ABSTRACT
Some people argue that because all the sets we encounter in everyday life are finite, we should exclude mathematics in which infinite sets appear. This is not a popular view! The main reason for this is that however finite the material universe appears, its mathematics inevitably leads one to the consideration of infinite sets and approximation processes involving algorithmic repetition. One can, with great difficulty, reconstruct a large part of classical mathematics on a finitary basis. But in doing this we just mimic in our mathematics the concrete processes by which nature itself is constrained. And because of this, such mathematics does nothing to divert us from the overwhelming impression that we do need the mathematics of the infinite to fully understand our own Universe. In practice, of course, it isn’t philosophy which widens our mathematical horizons. From Newton onwards, it has been the pure explanatory power of infinitary mathematics which has left us little alternative. In the same way, there is much we will never understand about the world we
live in without a mathematics which takes due account of how incomputable phenomena arise and interrelate.
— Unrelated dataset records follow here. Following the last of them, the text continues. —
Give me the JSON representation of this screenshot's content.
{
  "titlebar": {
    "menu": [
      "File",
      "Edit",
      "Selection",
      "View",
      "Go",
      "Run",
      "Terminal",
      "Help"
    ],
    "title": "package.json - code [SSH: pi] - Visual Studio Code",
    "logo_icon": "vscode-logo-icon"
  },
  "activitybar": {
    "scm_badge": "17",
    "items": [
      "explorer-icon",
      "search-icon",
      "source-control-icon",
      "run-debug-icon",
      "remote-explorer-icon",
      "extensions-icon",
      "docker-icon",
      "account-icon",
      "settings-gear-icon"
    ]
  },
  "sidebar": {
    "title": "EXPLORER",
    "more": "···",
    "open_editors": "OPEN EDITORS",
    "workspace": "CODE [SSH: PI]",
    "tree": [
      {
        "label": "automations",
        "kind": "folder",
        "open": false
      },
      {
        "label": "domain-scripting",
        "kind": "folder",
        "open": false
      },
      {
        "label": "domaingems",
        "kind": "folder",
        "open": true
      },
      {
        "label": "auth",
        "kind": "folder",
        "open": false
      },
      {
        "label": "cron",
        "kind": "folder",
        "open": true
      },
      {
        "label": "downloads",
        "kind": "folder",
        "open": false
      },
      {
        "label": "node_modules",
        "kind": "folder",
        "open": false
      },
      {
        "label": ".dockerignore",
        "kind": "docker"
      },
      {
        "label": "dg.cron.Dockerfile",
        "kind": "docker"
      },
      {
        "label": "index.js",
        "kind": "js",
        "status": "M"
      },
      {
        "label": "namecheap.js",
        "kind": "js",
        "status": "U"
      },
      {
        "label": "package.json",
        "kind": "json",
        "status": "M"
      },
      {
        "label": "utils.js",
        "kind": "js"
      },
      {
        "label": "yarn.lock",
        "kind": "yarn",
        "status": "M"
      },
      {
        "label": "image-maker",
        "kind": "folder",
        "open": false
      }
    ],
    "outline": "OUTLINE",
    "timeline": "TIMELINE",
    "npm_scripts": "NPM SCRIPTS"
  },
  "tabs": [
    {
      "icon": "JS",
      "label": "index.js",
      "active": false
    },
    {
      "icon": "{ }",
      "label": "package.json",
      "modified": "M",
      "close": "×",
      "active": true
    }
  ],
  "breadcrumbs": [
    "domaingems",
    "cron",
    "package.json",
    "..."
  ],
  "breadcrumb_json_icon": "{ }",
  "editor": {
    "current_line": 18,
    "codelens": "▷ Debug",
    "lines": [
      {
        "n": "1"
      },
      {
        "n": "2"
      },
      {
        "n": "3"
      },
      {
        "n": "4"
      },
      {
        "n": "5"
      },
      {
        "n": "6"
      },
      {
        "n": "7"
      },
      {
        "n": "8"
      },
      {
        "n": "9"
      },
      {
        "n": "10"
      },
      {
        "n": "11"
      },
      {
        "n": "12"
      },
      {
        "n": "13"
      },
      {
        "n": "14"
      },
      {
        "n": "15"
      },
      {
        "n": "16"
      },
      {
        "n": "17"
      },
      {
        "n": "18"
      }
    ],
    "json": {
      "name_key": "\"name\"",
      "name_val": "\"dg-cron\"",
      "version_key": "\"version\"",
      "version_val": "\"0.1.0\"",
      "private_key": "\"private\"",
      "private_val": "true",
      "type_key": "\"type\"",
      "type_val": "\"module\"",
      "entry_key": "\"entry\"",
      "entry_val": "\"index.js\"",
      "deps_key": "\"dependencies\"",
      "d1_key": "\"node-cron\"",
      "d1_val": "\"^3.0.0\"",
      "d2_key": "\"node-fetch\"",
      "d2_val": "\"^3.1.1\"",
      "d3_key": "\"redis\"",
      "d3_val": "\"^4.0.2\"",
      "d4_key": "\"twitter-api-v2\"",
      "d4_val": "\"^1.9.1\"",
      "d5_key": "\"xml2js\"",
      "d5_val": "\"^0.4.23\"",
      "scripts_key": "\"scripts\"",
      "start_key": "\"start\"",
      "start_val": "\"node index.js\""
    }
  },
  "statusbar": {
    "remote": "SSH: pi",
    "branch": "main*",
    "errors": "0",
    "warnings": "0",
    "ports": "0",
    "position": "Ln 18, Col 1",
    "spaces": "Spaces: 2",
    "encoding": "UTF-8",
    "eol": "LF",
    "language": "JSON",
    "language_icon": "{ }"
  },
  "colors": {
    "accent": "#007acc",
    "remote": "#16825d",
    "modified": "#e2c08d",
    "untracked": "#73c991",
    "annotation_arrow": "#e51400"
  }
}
We have already seen how the iteration of very simple rules can lead to incomputable sets — even diophantine functions, using basic arithmetical operations, can have incomputable ranges. Such iterations are abundant in nature, where we find a level of incomputability associated with chaotic phenomena built on computable local events (e.g., problems in predicting the weather). Fractals provide a more graphic expression of the mathematics. For instance, Roger Penrose has asked about the computability of familiar objects like the Mandelbrot and Julia sets. In this chapter we set out to answer such basic questions as: Are there
different sorts of incomputable sets? How do we mathematically model situations involving interactions between incomputable phenomena?